Marlene Helgemo, leader in UCC’s Indigenous ministries, dies at 75
The Rev. Marlene Whiterabbit Helgemo, a leader of Indigenous communities and their ministries in the United Church of Christ and beyond, died July 22, 2022. She was 75.
She had been pastor since 1992 of All Nations Indian Church in Minneapolis, and, since 2012, executive director of the UCC’s Council for American Indian Ministry. She was also CAIM’s interim executive from 2006 to 2012.
She held dual standing as a minister in the UCC and the Evangelical Lutheran Church in America. She was the first Native American woman to be ordained to ministry in the ELCA.
The Rev. Traci Blackmon, the UCC’s associate general minister for Justice and Local Church Ministries, said Helgemo was “first and foremost a pastor.”
“Her care and compassion for all people are indicators of her commitment to the call upon her life,” Blackmon said. “She was a fierce colleague and advocate for the Council for American Indian Ministry in every setting. I will never forget visiting with her at All Nations Church and learning more from her in two days than I’d learned on my own in two years. She will be greatly missed in the realm as her spirit soars.”
From local to national
Helgemo’s leadership and activism in church and community ranged from the local to the national. As just a few examples, she was:
- President of the board of the American Indian Community Development Corporation of Minneapolis.
- A member of the board of regents at Augsburg University.
- A founder of the National Native American Boarding School Healing Coalition and a member of its board from 2014 to 2020.
- Active in affairs of the Ho Chunk Nation, of which she was a member, including service on its Ethics Review Board.
- A regular presence at biennial General Synods of the UCC, including as delegate, worship planner and workshop leader.
She worked for justice for Indigenous people in many areas. In recent years, those included:
- Protests at South Dakota’s Standing Rock Reservation to stop the Dakota Access Pipeline from crossing American Indian lands.
- The successful effort to have the UCC formally repudiate the Doctrine of Discovery, a medieval Christian justification for the historic pattern of domination and oppression by Europeans arriving in the Americas.
‘A wonderful ministry’
Born Feb. 22, 1947, in Portage, Wis., Marlene Faye Whiterabbit grew up in Ashland, Wis., and graduated from high school there.
A graduate of Luther Northwestern Theological Seminary (now Luther Seminary) in St. Paul., Minn., she was ordained in 1987.
In a 2011 UCC video, she remembered a friend inviting her to apply for pastor of All Nations Church, “the first urban Indian congregation in the United Church of Christ.” “I was very happy that she asked me to do that, but I was wondering, logistically, how could I do this?

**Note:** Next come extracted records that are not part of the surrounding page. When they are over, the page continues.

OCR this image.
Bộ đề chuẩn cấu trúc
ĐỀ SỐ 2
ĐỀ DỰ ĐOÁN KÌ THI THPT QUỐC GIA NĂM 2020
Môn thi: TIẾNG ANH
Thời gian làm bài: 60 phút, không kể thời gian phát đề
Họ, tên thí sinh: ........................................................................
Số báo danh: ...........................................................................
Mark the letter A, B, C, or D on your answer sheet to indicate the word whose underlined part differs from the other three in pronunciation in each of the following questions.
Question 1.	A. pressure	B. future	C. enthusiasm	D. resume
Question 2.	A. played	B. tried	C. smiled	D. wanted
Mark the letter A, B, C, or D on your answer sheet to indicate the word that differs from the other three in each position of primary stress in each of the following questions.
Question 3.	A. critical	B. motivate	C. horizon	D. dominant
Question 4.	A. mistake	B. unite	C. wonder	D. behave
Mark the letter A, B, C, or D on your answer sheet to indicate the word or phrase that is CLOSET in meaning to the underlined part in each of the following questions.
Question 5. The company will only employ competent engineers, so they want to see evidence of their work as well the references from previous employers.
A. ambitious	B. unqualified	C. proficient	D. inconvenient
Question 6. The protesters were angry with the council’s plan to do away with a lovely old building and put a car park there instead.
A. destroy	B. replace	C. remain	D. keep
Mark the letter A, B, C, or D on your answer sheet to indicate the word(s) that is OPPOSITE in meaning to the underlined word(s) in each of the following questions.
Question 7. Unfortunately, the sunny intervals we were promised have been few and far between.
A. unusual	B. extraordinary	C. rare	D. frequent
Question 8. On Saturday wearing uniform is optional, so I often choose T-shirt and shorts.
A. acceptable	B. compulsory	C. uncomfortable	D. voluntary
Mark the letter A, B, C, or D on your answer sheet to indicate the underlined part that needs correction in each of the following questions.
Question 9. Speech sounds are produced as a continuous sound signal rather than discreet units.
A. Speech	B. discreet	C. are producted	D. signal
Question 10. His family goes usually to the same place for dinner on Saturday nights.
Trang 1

I’m a Lutheran pastor.” However, “after talking to people in both denominations, they all said, ‘It can be done.'”
She said she was glad the congregation called her. “It’s just a wonderful ministry to be present in our Indian community, and it makes me proud to be a United Church of Christ pastor — to be able to bring the good news to the urban Indians of Minneapolis.”
Teacher, guide, ambassador
Colleagues remembered her as both mentor and activist. One of them was the Rev. Rebecca Voelkel, who directs the Center for Sustainable Justice at Lyndale UCC in Minneapolis. She recalled receiving “teaching and guidance” from Helgemo soon after Voelkel’s 1997 ordination. They planned and led Thanksgiving Eve worship services at UCC and Lutheran congregations in the Twin Cities, including All Nations and what was then Spirit of the Lakes UCC, where Voelkel was pastor.
Later, “Marlene called me to ask that I be a witness at Standing Rock and then act on what I heard,” Voelkel said. “I ate and worshiped in her camp at Oceti Sakowin camp and returned three times over the course of the fall of 2016. That experience transformed my life. Much of the ministry in which I am now engaged is because of my time with Marlene’s mentoring and in response to the promise I made her.”
Pastor Louie Blue Coat, a leader in CAIM and its Dakota Association, said he struggled to find words to “explain how much she meant to the whole CAIM family.” He noted, among Helgemo’s many gifts, her skill at “dialogue with ministries outside CAIM” and at representing “UCC Indian country to the outside world.”
Funeral arrangements
Helgemo is survived by her husband, Harvey; daughters, Wendy Helgemo and Heidi Tucker, and Heidi’s husband, Glenn; and grandchildren, Adalina and Dalia. The family has suggested that, in lieu of flowers, people consider making memorial gifts by check to All Nations Indian Church, 1515 23rd St. East, Minneapolis, MN 55404.
A funeral will be at 12 noon CT Tuesday, July 26, at Central Lutheran Church in Minneapolis, where visitation hours will be from 10 a.m. until the time of the service. Chilson Funeral Chapel of Winsted, Minn., is in charge of arrangements. A full obituary is here.
“She was such an integral part of the life of our ministry that she will be dearly missed by all who worked with her,” Blue Coat said, “even if you just met her once at an event.”